19 Ocak 2016 Salı

1987’DE SAĞLIK


            1987 yılının son ayında, Albert Einstein'ın "İn­sanlığın eğer sağ kalması isteniyorsa, yeni bir düşünce şekline ihtiyacımız vardır" şeklindeki uyarısı gereğin­ce, bu yeni düşünce şekline yönelik ilk adım atılmıştır. Yeryüzündeki nükleer silah potansiyelinin yüzde 5 kadarını oluştursa da, orta menzilli füzelerin yok edilmesine ilişkin bir anlaşmaya varılmış olması, insanlığa rahat bir nefes aldırmıştır. Bunun ardından stratejik silahlarda da indirime gidilmesi ve nükleer denemeleri yasaklayan bir anlaşmanın imzalanması, insan hayatını korumakla görevli olan biz hekimleri çok sevindirecektir. Öte yandan silahlanma harcama­larında yapılacak indirimler sonucu açığa çıkacak olan paralar, çeşitli sosyal ve sağlıkla ilgili sorunların çözümünde kullanılabilecektir.

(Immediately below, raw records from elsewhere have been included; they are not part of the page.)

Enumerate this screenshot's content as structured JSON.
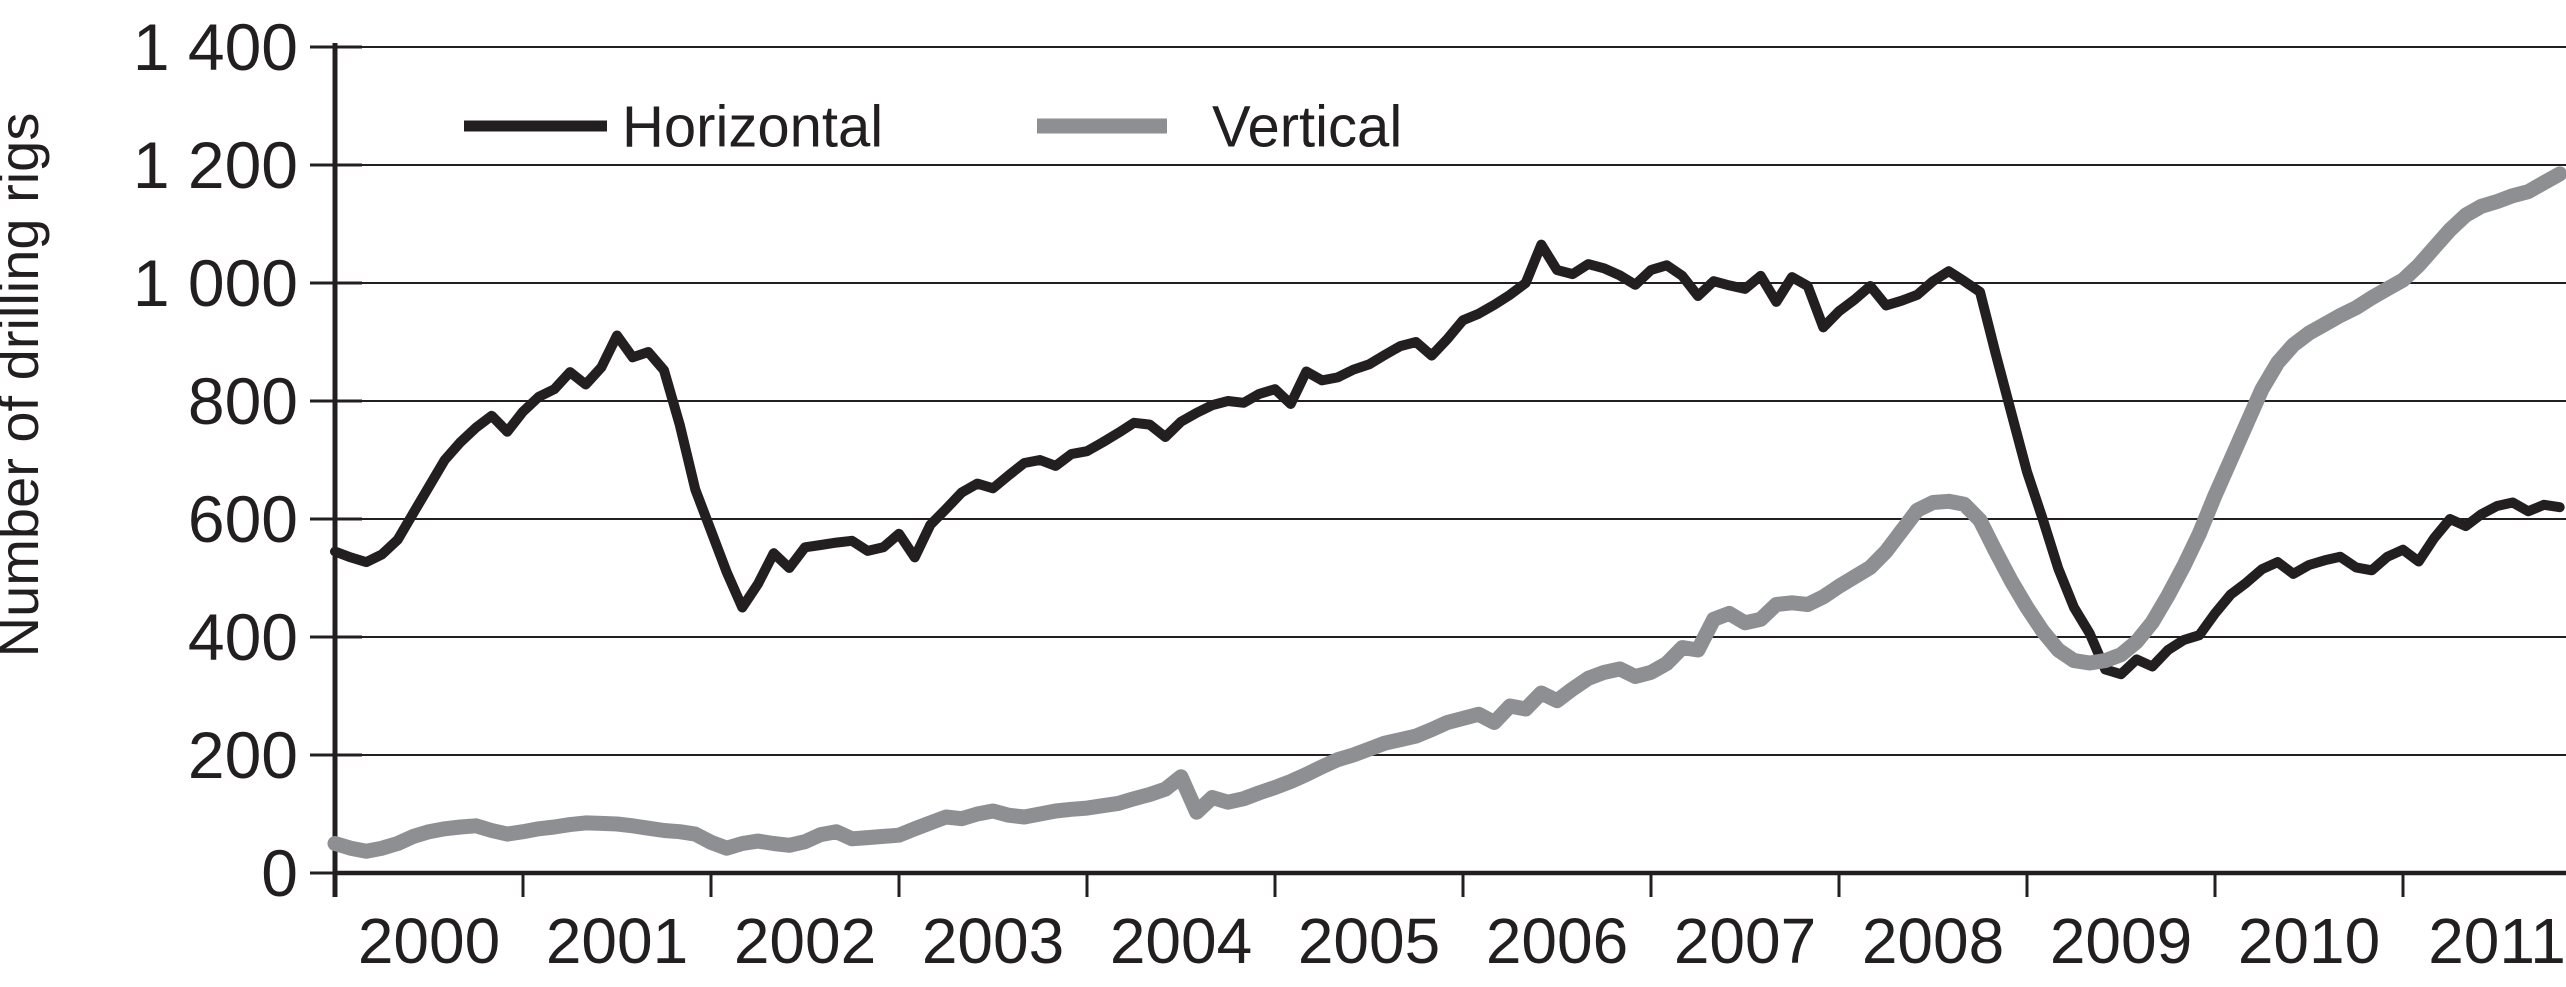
{
  "chart_data": {
    "type": "line",
    "title": "",
    "xlabel": "",
    "ylabel": "Number of drilling rigs",
    "ylim": [
      0,
      1400
    ],
    "y_tick_step": 200,
    "y_tick_labels": [
      "0",
      "200",
      "400",
      "600",
      "800",
      "1 000",
      "1 200",
      "1 400"
    ],
    "x_tick_labels": [
      "2000",
      "2001",
      "2002",
      "2003",
      "2004",
      "2005",
      "2006",
      "2007",
      "2008",
      "2009",
      "2010",
      "2011"
    ],
    "x_start_year": 2000,
    "frequency": "monthly",
    "grid": "horizontal",
    "legend_position": "top-inside",
    "axis_color": "#231f20",
    "series": [
      {
        "name": "Horizontal",
        "color": "#231f20",
        "stroke_width": 10,
        "values": [
          545,
          535,
          527,
          540,
          565,
          610,
          655,
          700,
          730,
          755,
          775,
          748,
          782,
          807,
          820,
          849,
          828,
          857,
          911,
          874,
          883,
          852,
          760,
          650,
          580,
          510,
          450,
          490,
          542,
          517,
          552,
          556,
          560,
          563,
          546,
          552,
          575,
          535,
          590,
          617,
          645,
          660,
          652,
          674,
          695,
          700,
          690,
          710,
          715,
          730,
          746,
          763,
          760,
          739,
          765,
          780,
          793,
          800,
          797,
          812,
          820,
          795,
          850,
          835,
          840,
          853,
          862,
          878,
          893,
          900,
          877,
          905,
          937,
          948,
          963,
          980,
          1000,
          1065,
          1022,
          1015,
          1032,
          1025,
          1013,
          997,
          1022,
          1030,
          1012,
          978,
          1003,
          996,
          990,
          1012,
          968,
          1010,
          995,
          925,
          952,
          972,
          995,
          962,
          970,
          980,
          1003,
          1020,
          1003,
          985,
          880,
          780,
          680,
          600,
          516,
          450,
          406,
          345,
          337,
          362,
          350,
          378,
          395,
          403,
          440,
          472,
          492,
          515,
          527,
          507,
          522,
          530,
          536,
          518,
          513,
          536,
          548,
          528,
          568,
          600,
          588,
          608,
          622,
          628,
          613,
          624,
          620
        ]
      },
      {
        "name": "Vertical",
        "color": "#8d8f92",
        "stroke_width": 15,
        "values": [
          50,
          42,
          37,
          42,
          50,
          62,
          70,
          75,
          78,
          80,
          72,
          66,
          70,
          75,
          78,
          82,
          85,
          84,
          83,
          80,
          76,
          72,
          70,
          66,
          52,
          42,
          50,
          54,
          50,
          47,
          53,
          65,
          70,
          58,
          60,
          62,
          64,
          75,
          85,
          95,
          92,
          100,
          105,
          98,
          95,
          100,
          105,
          108,
          110,
          114,
          118,
          126,
          133,
          142,
          163,
          103,
          128,
          120,
          126,
          136,
          145,
          155,
          167,
          180,
          192,
          200,
          210,
          220,
          226,
          232,
          243,
          255,
          262,
          269,
          255,
          283,
          278,
          305,
          292,
          312,
          330,
          340,
          346,
          333,
          340,
          355,
          382,
          378,
          430,
          440,
          424,
          430,
          455,
          458,
          455,
          468,
          486,
          502,
          518,
          545,
          580,
          615,
          628,
          630,
          625,
          598,
          545,
          495,
          450,
          410,
          378,
          360,
          356,
          360,
          370,
          392,
          425,
          470,
          520,
          575,
          640,
          700,
          760,
          820,
          865,
          895,
          915,
          930,
          945,
          958,
          975,
          990,
          1005,
          1030,
          1060,
          1090,
          1115,
          1130,
          1138,
          1148,
          1155,
          1170,
          1185
        ]
      }
    ]
  },
  "legend": {
    "items": [
      {
        "label": "Horizontal",
        "color": "#231f20",
        "swatch_thickness": 11
      },
      {
        "label": "Vertical",
        "color": "#8d8f92",
        "swatch_thickness": 15
      }
    ]
  },
  "y_axis": {
    "title": "Number of drilling rigs"
  }
}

            1987 yılında insanlık, tıbbın kazandığı büyük za­ferlerden biri olan çiçek hastalığının yeryüzünden yokedilişinin 10. yıldönümünü kutlarken, yeni bir hastalık olan AİDS'in yaygınlaşmasına tanık olmuş­tur. ABD'nin biyolojik silah laboratuvarlarında üretil­diği öne sürülen ve çağımızın vebası olarak tanımla­nan bu hastalığın etkenine karşı, halen çok kapsamlı bir mücadele yürütülmektedir.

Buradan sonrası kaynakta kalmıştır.